Theorem: [Infix relation is partial ordering]: Let Σ be an alphabet and Σ∗ the Kleene star of Σ. Then the prefix relation is a partial ordering on Σ∗ × Σ∗ . Proof: A relation is a partial ordering iff it is reflexive, antisymmetric and transitive. We will show that the infix relation has all three of these properties. Let x, y, z ∈ Σ∗ : Reflexivity: From the definition of infix, every word is an infix of itself. Antisymmetry: Supposing x inf y and y inf x.
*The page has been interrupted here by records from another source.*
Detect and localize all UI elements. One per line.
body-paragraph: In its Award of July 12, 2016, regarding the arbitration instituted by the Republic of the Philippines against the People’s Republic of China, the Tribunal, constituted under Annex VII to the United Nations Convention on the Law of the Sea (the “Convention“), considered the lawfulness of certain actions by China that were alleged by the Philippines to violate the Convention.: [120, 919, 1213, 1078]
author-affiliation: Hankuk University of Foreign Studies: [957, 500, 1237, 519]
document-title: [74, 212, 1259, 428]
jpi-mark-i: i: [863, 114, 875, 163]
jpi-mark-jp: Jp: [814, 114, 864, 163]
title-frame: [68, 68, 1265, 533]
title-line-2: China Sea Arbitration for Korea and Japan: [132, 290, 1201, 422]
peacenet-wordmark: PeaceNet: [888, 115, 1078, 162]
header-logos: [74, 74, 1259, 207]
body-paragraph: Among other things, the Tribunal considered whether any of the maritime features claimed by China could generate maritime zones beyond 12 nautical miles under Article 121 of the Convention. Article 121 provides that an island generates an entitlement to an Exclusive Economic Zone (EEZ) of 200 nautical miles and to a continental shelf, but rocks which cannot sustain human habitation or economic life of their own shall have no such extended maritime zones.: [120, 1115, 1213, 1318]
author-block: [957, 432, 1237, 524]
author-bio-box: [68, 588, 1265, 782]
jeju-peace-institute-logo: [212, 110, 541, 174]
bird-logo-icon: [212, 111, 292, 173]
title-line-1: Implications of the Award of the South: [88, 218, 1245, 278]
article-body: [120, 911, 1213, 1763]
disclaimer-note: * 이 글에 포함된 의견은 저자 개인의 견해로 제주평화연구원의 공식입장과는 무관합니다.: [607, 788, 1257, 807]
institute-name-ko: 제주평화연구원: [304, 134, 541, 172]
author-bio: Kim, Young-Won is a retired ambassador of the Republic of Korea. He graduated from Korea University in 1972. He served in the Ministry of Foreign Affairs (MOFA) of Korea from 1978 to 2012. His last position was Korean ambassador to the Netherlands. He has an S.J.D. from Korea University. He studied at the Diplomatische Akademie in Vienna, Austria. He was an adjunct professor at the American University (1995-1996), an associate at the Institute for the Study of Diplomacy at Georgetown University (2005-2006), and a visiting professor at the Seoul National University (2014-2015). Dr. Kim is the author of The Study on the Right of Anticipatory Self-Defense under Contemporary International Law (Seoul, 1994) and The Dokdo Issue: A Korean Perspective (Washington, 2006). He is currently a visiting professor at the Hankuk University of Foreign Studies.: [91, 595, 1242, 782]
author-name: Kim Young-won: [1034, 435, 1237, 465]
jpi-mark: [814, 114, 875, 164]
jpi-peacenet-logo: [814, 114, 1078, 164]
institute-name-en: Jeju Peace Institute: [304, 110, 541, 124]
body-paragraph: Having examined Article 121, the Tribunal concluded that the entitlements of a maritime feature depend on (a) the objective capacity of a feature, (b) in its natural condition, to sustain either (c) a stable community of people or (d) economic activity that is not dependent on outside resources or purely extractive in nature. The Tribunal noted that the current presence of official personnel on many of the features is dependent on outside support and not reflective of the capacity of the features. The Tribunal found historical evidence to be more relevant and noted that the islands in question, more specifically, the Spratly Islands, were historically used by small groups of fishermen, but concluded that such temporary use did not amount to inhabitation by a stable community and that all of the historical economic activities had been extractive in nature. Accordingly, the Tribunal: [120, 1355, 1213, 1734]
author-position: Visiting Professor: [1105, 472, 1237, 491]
Then len(x) = len(y) by condition (1) of the definition of infix and ∀i : xi = yi by conditions (2) and (3) of the definition of infix. Hence by the definition of word equality: y = x. Transitivity: Supposing x inf y and y inf z. Then len(x) ≤ len(z) by condition (1) of the definition of infix and conditions (2) and (3) are satisfied as well. ¥

Grammars

Definition: Chomsky grammar: A Chomsky grammar is a 4-tuple: G = (N, T, P, S), where: V is a non-empty finite set called the total vocabulary. Σ is a non-empty finite set such that Σ ⊆ V called the terminal alphabet. N = V − Σ is called the set of.